Münster Journal of Mathematics
- Discipline: Mathematics
- Language: German, English
- Edited by: Linus Kramer

Publication details
- Former name(s): Schriftenreihe des Mathematischen Institutes Münster
- History: 1948-present
- Publisher: Mathematisches Institut der Universität Münster (Germany)
- Open access: Yes

Standard abbreviations
- ISO 4: Münst. J. Math.
- MathSciNet: Munster J. Math.

Indexing
- ISSN: 1867-5778 (print) 1867-5786 (web)
- OCLC no.: 302285542

Links
- Journal homepage; Online access;

= Münster Journal of Mathematics =

The Münster Journal of Mathematics is a peer-reviewed mathematics journal covering research in all fields of pure and applied mathematics. It is published by the Mathematical Institutes of the University of Münster.

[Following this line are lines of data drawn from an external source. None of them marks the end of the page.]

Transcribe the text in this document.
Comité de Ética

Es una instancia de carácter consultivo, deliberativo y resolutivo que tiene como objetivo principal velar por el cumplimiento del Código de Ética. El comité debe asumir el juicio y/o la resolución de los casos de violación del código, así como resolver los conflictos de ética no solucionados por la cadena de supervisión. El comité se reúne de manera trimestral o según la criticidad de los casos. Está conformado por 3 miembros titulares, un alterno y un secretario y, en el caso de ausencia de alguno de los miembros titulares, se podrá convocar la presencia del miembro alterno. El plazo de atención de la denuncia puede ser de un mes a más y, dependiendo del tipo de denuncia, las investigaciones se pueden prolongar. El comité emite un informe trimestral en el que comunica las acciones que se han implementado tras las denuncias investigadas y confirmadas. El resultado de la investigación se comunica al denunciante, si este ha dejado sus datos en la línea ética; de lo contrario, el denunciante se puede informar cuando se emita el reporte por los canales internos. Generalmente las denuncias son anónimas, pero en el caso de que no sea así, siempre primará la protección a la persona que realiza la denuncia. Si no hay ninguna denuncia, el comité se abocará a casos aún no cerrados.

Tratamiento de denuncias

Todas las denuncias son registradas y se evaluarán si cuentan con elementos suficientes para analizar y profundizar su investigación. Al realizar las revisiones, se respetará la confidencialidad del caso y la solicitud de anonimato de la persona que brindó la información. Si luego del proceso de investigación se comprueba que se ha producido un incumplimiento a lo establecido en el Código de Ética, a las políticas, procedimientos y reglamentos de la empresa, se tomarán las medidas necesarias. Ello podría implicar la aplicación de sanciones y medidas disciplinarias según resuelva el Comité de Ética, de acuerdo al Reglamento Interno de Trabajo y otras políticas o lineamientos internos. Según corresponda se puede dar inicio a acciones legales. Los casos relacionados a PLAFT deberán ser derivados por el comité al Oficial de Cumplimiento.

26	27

It was established in 1948 as the Schriftenreihe des Mathematischen Institutes Münster by Heinrich Behnke and continued by Reinhold Remmert, G. Maltese and Christopher Deninger. The journal obtained its current title in 2008 with volume numbering restarted at 1. The current editor-in-chief is Linus Kramer.

The journal appears both in print and electronically. Free full-text PDF versions of all articles are available on-line. According to the Mathematical Reviews, the journal has a Mathematical Citation Quotient for 2012 of 0.88.